Sorry for the delay in replying to all of you kind people for your generous help. A little thing called a job has a bad habit of taking away from my radio hobby As such, I got home and went downstairs to take a few pictures of what I'm dealing with.
When I received this set, all of the original wirewound resistors in series with the tuning caps were missing and replaced with 'modern' resistors, albeit of the wrong value. There were 1000 ohm resistors instead of the 600 ohm's called for on the schematic (link in my first post). I replaced them with 680 ohm's, as that's the closest I had on hand until I order the correct one's. I figured they are closer than the 1000's that were in the set when I got it, and the minor difference from 600 to 680 shouldn't prevent the set from receiving. They are soldered to the grid terminal of the 1R and 2R UX-201 tubes, and the other end attached to the screws on each of the two tuning capacitors. Can anyone tell me if that is how the original wirewound one's were attached to the T C's? See pics below:
1R:
2R:
(See the last pic in this post)
Under the 2R you can see the .3 mfd RF Bypass Condenser I replaced with a .33 mfd. It was missing altogether on my set.
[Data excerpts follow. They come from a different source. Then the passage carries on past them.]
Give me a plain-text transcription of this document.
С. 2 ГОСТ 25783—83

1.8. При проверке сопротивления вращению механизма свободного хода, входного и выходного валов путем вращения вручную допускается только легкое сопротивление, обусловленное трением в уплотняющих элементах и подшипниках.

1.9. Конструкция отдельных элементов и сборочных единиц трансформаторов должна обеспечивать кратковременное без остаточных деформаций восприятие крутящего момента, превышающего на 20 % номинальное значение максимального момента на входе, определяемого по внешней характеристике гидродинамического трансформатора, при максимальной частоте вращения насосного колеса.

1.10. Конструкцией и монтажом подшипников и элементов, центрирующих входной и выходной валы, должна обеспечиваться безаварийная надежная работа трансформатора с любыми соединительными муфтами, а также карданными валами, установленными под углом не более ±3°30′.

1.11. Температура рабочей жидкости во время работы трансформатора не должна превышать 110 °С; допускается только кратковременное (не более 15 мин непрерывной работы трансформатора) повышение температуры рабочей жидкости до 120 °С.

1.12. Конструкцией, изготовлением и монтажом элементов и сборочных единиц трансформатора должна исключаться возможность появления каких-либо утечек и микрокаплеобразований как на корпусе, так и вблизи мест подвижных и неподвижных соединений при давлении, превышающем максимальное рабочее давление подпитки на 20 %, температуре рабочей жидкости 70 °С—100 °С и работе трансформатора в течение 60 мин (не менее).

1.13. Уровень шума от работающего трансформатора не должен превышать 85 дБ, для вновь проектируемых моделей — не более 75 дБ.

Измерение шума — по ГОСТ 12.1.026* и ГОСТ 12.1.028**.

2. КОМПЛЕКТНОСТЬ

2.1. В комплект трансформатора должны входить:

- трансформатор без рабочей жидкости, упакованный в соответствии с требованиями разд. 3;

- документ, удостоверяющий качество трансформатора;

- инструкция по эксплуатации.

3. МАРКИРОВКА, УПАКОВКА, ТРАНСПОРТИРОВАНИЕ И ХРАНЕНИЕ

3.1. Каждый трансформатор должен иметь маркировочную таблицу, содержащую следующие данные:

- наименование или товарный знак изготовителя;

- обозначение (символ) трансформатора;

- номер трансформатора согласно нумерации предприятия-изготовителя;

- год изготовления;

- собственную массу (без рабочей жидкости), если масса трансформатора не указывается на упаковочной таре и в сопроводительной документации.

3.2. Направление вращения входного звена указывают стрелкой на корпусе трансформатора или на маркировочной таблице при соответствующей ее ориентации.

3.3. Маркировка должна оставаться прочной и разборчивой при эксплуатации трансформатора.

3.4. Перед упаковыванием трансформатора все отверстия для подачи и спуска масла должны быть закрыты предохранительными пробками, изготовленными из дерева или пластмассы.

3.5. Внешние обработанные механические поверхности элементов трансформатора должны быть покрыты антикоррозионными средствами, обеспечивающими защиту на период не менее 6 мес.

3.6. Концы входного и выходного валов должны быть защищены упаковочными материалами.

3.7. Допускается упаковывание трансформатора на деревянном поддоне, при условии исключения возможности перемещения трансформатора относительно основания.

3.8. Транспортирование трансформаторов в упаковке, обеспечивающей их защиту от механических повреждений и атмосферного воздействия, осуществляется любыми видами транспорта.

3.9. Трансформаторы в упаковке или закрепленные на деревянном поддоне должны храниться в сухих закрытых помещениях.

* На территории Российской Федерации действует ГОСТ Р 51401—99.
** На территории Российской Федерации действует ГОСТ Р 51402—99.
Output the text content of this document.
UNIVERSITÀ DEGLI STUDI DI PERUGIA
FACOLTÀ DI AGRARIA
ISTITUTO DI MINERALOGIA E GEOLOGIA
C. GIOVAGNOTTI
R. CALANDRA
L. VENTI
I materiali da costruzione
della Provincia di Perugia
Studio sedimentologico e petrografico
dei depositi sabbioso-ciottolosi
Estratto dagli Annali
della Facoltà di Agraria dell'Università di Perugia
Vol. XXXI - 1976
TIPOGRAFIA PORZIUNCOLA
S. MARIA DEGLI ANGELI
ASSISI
The 250 pf Grid Condenser, seen in the pic below, checks out fine. I tried disconnecting it and gator wiring in a modern 250 pf capacitor with no difference.
Here's a bottom view of the 1R section for reference. Sometimes it's better to have more sets of eyes looking at a project that may see something amiss that I might be missing. So I welcome your thoughts / ideas on why, despite the audio output section working fine up to the Grid Condenser, I'm not able to receive any stations, only static that varies with intensity as I increase or decrease the rheostats.
Can anyone explain exactly the function of the 3 position antenna knob?
Sorry the 2R pic got misplaced at the end of the previous post instead of where it should've been... below the 1R pic.
Regarding the antenna, when I connect my meter on continuity on the center connection of the first coil (section 1R), and stick the other meter lead in the antenna port, I hear a beep at each of the 3 positions of the switch as I turn it. So I believe the switch is connected right.
However when the set is powered up, all I'm getting is static, despite having my long antenna wire hooked up (I was able to get Chicago... 120 miles away... with this antenna wire on my AK model 40). When I touch the antenna port, I get no response or change in sound. So the antenna connection is working to the switch on the front panel, but apparently not going through to the coils & tuning capacitors. Yet the coils all check out for continuity on their primary and secondary windings.
Hi Greg:
If you have a signal gen throw some signal into the antenna terminal and start tracing with a scope or signal tracer and see where it goes or doesn't. Wont take more than a minute to track down.
Looking at the photo of the underside, it appears that you connected the .33 uF bypass cap in the wrong place. From what I can see, the cap is connected between ground and the plate of the 1st RF amp tube. If this is the case, you are bypassing all the received RF signals to ground, so it is not surprising that you have no reception.
The bypass cap should connect from the 67 V supply line to ground, not to the tube plate. Try removing the cap and see if you get any reception.
You're so right, Ron! I was just being facetious; all of us with full time (or even part time) jobs know the drill...you have to squeeze in the hobbies when we can around the work schedule.
Mondial, you just may have become my hero for the day (again!). I will try that tonight after I finish KP duty
Well it just proves the old adage true... a picture is worth a thousand words. Mondial spotted a stupid mistake I made, and one misplaced cap prevented the whole she-bang from receiving any stations (and had me pulling out the few strands of hair I have left atop my noggin' last night!). The radio plays beautifully now. Just by disconnecting the cap from the plate of the tube made it come to life. And by gator wiring the removed end to the CORRECT location on the 67 volt supply line, the radio STILL played, perhaps with a slight reduction in hum.
So my hats off to you, Mondial, and my deepest gratitude. Should our paths ever cross in person, I'm buying dinner!
And to all of the fine folks here with head scratching radio problems, I urge you to take a moment, take some close up pics of the area of your chassis in question, and post them here. The more (highly experienced Phorum member) eyes "looking over your shoulder", the more likely you'll find a solution to the problem. Or in my case, having someone spot a dumb, simple error that can prevent your radio from working!